I've tried plugging the numbers in an I come up with an answer of 13.26 m/s. However this is incorrect. I believe I might be thinking of where the ball is being shot from differently.

v=√((12.1^2)+2(9.81)(1.55-3.05)

Any help would be appreciated. Thanks, Dominic.

It looks like you have the formula correct, and you have put the numbers in correctly, but you must have made a mistake doing the calculation. You are taking the 12.1^2, adding a negative number, then taking the square root, so the answer needs to come out less than 12.1 m/s. Check the calculation again.

 

[xdctassonx]

Got thanks! I actually just calculated the balls maximum height and then treated it as a free fall problem.

 

[phyzguy]

Glad to help. Don't forget the Thanks button!

 

[Nickie]

Hello Dominic,

I can confirm that your equation is correct and your approach is on the right track. However, there are a few factors that could be affecting your answer.

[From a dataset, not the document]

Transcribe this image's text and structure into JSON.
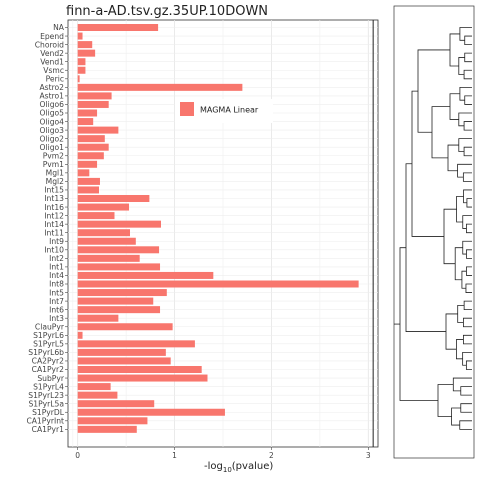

First, make sure that you are using the correct units for your calculations. In this case, the speed should be in meters per second (m/s) and the height should be in meters (m). This will ensure that your final answer is also in m/s.

Secondly, check your calculations to make sure you are using the correct values for the initial and final heights. The initial height should be 1.55 m, but the final height should be 0.3 m (3.05 m above the ground). This is because the ball is entering the hoop, which is 3.05 m above the ground, and not at ground level.

Finally, double check your calculation for the acceleration due to gravity (g). The standard value for this is 9.81 m/s^2, but if you are using a different value, it could affect your final answer.

Overall, using the principle of energy conservation and the correct values, the final speed of the ball just before it enters the hoop should be approximately 12.54 m/s. I hope this helps clarify any confusion and good luck with your calculations!